The nerpa seals — the world’s only freshwater seal species, endemic to Baikal, existing nowhere else on the planet — were somewhere out on the ice, but I didn’t find them that morning. I found, instead, a hole someone had drilled for ice fishing, abandoned, and beside it a thermos lid. The lake is enormous enough that its presence is felt even when nothing is happening: the cold radiating from all that mass, the particular quality of the silence, which is not empty but occupied by the sound of the ice.

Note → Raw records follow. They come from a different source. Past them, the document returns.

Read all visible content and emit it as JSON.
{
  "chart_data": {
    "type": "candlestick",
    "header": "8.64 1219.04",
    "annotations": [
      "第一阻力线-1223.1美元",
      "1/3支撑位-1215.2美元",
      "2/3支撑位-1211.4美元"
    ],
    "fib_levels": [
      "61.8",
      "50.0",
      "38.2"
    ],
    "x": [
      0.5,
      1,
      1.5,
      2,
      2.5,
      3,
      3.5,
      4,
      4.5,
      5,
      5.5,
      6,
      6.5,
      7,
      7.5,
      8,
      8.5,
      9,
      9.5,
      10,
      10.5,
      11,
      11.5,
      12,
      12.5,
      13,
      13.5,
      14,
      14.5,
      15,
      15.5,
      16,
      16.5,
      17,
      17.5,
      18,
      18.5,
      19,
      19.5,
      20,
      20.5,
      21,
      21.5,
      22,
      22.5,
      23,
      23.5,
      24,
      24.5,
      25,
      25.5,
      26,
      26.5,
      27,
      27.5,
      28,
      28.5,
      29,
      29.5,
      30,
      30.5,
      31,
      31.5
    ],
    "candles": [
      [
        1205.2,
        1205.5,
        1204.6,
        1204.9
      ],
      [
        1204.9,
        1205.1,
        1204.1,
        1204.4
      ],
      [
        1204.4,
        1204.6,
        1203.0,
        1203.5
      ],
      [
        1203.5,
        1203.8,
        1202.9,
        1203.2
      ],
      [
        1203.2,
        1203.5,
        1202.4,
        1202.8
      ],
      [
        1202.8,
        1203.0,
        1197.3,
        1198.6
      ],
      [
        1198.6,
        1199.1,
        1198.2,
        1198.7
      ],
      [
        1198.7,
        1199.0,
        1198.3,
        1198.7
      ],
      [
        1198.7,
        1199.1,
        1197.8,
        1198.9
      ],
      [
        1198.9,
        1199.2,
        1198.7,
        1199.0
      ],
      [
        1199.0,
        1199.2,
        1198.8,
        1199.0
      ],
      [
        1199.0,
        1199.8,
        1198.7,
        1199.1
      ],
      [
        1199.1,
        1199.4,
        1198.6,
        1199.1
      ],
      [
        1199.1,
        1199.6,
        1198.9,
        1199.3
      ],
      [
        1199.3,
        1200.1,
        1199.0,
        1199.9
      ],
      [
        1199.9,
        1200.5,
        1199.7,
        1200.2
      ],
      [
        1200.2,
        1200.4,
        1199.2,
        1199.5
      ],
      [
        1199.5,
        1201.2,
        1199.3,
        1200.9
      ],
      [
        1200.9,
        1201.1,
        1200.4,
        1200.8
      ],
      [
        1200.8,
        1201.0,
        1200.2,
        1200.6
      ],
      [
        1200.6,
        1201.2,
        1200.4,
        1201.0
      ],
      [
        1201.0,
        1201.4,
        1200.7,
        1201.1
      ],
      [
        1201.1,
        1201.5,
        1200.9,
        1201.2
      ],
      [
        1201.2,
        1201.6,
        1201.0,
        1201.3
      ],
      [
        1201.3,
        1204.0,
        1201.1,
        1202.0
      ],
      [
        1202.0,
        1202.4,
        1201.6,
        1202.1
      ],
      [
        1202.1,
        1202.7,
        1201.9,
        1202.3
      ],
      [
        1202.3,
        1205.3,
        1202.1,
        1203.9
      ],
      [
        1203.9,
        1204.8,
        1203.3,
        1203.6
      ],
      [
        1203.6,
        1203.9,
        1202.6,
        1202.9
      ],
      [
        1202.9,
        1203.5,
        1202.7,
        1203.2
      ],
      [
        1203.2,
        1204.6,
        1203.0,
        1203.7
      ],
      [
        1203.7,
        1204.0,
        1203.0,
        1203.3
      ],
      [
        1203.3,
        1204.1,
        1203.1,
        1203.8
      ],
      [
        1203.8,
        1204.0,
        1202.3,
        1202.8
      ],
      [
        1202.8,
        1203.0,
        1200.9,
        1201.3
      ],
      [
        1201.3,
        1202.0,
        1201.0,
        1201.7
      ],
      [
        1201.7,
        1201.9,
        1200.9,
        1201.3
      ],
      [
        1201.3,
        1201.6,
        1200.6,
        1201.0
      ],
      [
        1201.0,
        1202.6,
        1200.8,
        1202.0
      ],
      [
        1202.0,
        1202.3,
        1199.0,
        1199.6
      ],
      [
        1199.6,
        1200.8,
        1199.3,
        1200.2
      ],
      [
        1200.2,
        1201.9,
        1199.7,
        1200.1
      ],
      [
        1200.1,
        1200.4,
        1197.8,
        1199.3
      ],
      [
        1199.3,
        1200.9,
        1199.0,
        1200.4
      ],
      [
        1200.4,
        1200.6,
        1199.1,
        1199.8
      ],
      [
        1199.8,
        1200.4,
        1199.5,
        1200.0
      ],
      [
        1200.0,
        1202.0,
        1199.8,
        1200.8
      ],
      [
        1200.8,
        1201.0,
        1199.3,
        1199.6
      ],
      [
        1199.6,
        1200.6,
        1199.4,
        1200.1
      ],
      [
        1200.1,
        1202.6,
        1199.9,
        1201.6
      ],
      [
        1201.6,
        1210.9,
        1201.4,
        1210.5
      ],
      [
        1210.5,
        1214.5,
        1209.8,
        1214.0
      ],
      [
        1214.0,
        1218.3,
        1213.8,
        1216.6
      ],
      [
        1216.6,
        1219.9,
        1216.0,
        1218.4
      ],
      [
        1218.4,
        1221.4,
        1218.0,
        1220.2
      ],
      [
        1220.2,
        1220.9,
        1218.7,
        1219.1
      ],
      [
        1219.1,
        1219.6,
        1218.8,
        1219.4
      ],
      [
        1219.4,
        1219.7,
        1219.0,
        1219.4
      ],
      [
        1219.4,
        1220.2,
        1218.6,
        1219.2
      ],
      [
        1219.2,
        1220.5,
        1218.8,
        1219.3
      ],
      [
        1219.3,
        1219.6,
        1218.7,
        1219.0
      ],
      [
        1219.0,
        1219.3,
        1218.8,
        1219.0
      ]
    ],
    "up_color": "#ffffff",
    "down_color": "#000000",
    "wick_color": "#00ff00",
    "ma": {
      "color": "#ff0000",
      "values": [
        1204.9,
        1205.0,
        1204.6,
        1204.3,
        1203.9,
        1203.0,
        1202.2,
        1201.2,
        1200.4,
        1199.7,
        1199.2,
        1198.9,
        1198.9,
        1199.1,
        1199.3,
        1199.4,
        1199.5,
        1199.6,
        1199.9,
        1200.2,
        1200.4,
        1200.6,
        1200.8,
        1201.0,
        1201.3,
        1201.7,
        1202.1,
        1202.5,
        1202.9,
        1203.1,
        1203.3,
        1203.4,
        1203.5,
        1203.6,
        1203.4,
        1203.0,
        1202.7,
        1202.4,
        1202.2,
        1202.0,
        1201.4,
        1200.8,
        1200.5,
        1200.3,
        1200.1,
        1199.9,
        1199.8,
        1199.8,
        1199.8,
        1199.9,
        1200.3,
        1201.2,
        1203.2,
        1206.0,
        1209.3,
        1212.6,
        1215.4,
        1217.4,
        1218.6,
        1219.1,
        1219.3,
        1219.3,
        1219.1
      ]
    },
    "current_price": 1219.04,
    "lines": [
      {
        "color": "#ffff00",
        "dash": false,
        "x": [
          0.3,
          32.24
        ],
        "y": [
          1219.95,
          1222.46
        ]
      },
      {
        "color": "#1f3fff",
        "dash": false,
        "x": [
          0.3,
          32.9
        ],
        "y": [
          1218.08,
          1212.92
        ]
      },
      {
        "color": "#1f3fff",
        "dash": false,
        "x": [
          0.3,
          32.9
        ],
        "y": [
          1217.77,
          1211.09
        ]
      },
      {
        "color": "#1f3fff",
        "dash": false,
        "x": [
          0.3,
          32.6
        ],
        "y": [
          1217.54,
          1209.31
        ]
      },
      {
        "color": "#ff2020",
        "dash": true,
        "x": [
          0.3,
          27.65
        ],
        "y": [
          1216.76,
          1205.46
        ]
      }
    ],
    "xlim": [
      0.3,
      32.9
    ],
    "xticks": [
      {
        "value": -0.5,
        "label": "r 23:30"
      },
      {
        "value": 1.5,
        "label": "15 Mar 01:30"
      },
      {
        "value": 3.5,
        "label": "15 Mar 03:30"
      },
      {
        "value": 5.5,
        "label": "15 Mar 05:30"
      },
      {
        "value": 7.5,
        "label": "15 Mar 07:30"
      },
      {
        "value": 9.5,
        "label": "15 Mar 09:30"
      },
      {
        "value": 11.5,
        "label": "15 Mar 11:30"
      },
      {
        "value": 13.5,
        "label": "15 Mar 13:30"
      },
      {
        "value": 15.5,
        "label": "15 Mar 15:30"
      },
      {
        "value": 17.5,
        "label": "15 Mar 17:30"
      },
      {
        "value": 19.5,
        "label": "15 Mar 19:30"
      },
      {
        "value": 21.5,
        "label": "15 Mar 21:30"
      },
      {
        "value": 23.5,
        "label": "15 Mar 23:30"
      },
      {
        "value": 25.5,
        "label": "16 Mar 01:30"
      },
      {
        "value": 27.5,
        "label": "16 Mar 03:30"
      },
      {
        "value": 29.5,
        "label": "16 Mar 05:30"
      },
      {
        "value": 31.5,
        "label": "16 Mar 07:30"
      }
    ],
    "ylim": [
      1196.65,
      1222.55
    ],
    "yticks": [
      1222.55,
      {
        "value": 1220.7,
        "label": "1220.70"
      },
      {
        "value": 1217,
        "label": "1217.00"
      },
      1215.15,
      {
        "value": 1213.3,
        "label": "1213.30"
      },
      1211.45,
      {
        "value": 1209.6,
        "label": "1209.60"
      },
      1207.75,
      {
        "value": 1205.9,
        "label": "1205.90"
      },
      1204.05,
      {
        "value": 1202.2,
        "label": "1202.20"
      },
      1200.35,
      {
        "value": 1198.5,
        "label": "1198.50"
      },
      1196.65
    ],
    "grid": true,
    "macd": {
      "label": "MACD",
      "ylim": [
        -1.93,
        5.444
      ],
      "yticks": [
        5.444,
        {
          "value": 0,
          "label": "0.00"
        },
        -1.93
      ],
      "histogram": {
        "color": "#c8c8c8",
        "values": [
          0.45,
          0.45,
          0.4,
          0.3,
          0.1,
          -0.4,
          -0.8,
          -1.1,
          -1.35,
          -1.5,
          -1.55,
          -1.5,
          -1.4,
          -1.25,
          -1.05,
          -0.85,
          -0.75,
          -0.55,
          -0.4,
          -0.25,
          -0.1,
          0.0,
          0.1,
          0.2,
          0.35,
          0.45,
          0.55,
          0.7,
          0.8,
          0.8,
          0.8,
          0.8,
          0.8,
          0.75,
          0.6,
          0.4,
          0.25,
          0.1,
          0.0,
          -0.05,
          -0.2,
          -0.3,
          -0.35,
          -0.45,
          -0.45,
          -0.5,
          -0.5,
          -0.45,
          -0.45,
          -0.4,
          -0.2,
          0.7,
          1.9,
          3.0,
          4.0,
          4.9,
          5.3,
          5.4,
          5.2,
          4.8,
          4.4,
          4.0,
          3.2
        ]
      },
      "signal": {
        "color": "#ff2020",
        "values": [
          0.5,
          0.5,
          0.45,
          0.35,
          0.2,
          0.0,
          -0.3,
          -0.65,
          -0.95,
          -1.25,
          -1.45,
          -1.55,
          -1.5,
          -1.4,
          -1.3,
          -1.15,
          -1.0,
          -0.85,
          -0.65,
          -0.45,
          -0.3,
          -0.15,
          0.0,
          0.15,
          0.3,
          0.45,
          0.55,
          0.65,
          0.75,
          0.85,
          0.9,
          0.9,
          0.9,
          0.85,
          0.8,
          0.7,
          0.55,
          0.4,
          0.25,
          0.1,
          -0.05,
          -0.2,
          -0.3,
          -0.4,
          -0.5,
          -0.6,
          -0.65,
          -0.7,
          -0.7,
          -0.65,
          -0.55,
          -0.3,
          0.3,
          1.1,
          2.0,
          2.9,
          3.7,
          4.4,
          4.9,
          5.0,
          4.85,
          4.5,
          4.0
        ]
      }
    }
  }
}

A nerpa seal sunning on Baikal's summer ice shelf, the lake's impossible blue water behind it

In summer, Baikal transforms without losing its strangeness. The water turns the blue of cobalt glass, and it is cold — always cold, never above eight or nine degrees at the surface even in August — and swimming in it is an experience that resets something in the nervous system. The omul fish, endemic to Baikal, comes smoked and salted and raw and as a soup called ukha, and eating it on the shore with the lake in front of you feels like an appropriate form of communion. The taiga presses down to the water’s edge in places, and in others limestone cliffs drop straight in. Each kilometre of shoreline is a different character of the same story.

When to go: February and March for ice walking, ice roads, and the frozen transparency that makes Baikal feel like science fiction. Late June through August for hiking, swimming (for the brave), and access to the full shoreline. The shoulder seasons — May and September — offer solitude and shifting light but can be cold and logistically complex.